Several people shouldered blame following the 49ers’ loss to the Rams this Sunday. David Akers, Colin Kaepernick and Greg Roman headlined the list of scapegoats, and to a certain extent they deserved it. Although they all played their part in keeping the 49ers from securing a win, the offensive line was the biggest reason that the team struggled.
That’s right — the same squad that made Kaepernick look so good against the Bears kept him running for his life on Sunday, and that wasn’t even their biggest weakness. Their run blocking performance was probably their worst this year, and holding penalties stalled even more possessions that could have resulted in scores.
Let’s take a look at three different drives that could have been, but weren’t, thanks to poor line play.
After going three-and-out on their first possession and scoring on the second, the 49ers seemed to be rolling yet again. The Rams punted to San Francisco’s 40-yard line and the 49ers took over, moving the ball quickly. After a short Brandon Jacobs run, Kaepernick completed a 16-yard pass to Randy Moss. Then Frank Gore got the call on a run between left guard and tackle — it should have been a gain of 16 yards, but Joe Staley turned it into a 10-yard loss instead.
Staley has Michael Brockers well handled when Gore takes the handoff. He holds the block through Gore’s cut and is still legally holding off the defensive tackle when his running back gets past them.
Brockers reaches for Gore as he passes, but he never would have gotten a hand on him. This was where Staley made his mistake, tackling Brockers after Gore reaches the second level.
There it is. The call wiped out a 16-yard run, back up the offense to their own 42-yard line, and the 49ers punted three plays later.
I don’t mean to pick on Staley, but it got worse for him on the next drive. The 49ers got two quick first downs on passes to Delanie Walker and Michael Crabtree before they turned to the run to try and move the chains. The first run for Gore netted two yards, but the second one was the real drive killer.
Initially, Staley is supposed to take on William (Willie Mayes?) Hayes, but safety Craig Dahl runs up on a blitz when the ball is snapped. Staley chips Hayes quickly and then lets him go to block Dahl. Meanwhile, Gore takes the handoff and heads towards right tackle.
Mike Iupati pulls and Bruce Miller follows him, so no one is accounting for Hayes. Dahl may have gotten to Gore in the backfield, but the man with the shortest route to the running back is Hayes. Staley should have recognized that.
Hayes catches Gore for a three-yard loss. In the interim, Staley couldn’t hold his block on Dahl, so he watches as both of his assignments run free in the backfield. The next play was an incomplete pass and the 49ers were forced to punt from midfield yet again.
This drive — which started at the 49ers’ 4-yard line — may not have gone anywhere, but at least their backs weren’t against the wall anymore after a 17-yard pass to Mario Manningham. Then the Rams dialed up an exotic blitz that center Jonathan Goodwin couldn’t handle.

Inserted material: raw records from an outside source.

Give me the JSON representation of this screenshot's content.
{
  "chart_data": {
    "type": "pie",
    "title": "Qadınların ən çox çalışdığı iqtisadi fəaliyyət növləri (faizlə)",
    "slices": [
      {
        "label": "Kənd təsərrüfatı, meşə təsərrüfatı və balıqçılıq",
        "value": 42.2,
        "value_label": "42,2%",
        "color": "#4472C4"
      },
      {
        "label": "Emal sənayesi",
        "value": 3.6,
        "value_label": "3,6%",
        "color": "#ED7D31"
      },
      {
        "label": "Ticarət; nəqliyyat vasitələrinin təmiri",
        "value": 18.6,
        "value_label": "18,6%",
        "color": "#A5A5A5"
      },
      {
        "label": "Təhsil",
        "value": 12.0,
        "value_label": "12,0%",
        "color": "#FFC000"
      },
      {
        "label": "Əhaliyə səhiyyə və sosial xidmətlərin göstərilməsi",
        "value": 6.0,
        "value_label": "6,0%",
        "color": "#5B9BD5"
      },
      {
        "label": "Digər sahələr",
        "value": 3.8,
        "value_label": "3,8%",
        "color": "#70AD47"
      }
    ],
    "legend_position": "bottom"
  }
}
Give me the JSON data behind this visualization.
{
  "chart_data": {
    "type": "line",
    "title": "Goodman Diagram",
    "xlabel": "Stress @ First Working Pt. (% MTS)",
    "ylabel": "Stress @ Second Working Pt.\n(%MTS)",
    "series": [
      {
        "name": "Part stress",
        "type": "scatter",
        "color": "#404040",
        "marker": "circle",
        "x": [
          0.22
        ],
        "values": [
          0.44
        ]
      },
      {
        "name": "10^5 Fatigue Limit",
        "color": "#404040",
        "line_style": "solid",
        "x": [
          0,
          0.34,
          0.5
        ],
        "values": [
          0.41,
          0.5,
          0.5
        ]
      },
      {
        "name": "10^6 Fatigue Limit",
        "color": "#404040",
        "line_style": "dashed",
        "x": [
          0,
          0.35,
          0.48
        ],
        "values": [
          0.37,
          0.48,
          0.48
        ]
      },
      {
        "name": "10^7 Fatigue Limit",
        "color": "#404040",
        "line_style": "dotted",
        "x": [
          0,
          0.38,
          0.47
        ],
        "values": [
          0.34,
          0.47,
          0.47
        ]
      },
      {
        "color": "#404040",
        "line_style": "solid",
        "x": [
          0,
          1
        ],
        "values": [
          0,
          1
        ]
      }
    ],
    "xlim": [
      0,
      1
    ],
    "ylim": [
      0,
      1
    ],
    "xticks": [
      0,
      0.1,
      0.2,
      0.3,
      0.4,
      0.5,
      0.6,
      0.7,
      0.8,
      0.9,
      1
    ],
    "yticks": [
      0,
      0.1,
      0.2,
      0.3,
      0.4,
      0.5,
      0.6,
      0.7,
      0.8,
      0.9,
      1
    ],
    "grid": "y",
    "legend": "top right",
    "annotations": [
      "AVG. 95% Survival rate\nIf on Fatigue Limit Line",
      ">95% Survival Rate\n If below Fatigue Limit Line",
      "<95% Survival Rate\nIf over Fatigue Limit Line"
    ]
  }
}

The Rams bring both Janoris Jenkins and James Laurinaitis on a blitz. Gore picks up Jenkins, but Goodwin focuses on Kendall Langford and does nothing to account for Laurinaitis, who supplies the initial pressure. This causes Kaepernick to scramble right into Jenkins’s pressure.
Langford gets past Goodwin and Laurinaitis comes through the line untouched. Had Goodwin stopped at least one of them (preferably Langford, which would have given his quarterback an escape valve to the left), Kaepernick would have been able to step up in the pocket, or at least escape the pressure by running forward. Instead it resulted in a safety — two points that were integral in the Rams tying the game, and later, winning it.
These are just a few examples of how the offensive line hindered drives. According to Pro Football Focus, Kaepernick had an average time to throw of 2.94 seconds, the lowest of all his starts. The linemen were called for three different holding penalties, all on separate drives that stalled as a result. Finally, Frank Gore averaged a season low 2.52 YPC, which had more to do with his blocking than his running. PFF gave run blocking scores of -.4, .1 and .7 to Goodwin, Staley and Iupati respectively — far below their season averages. It all adds up to a bad offensive day for the red and gold, and it’s in stark contrast to the 49ers’ performances against the Bears and Saints — proof that when the blocking goes, so goes the scoring.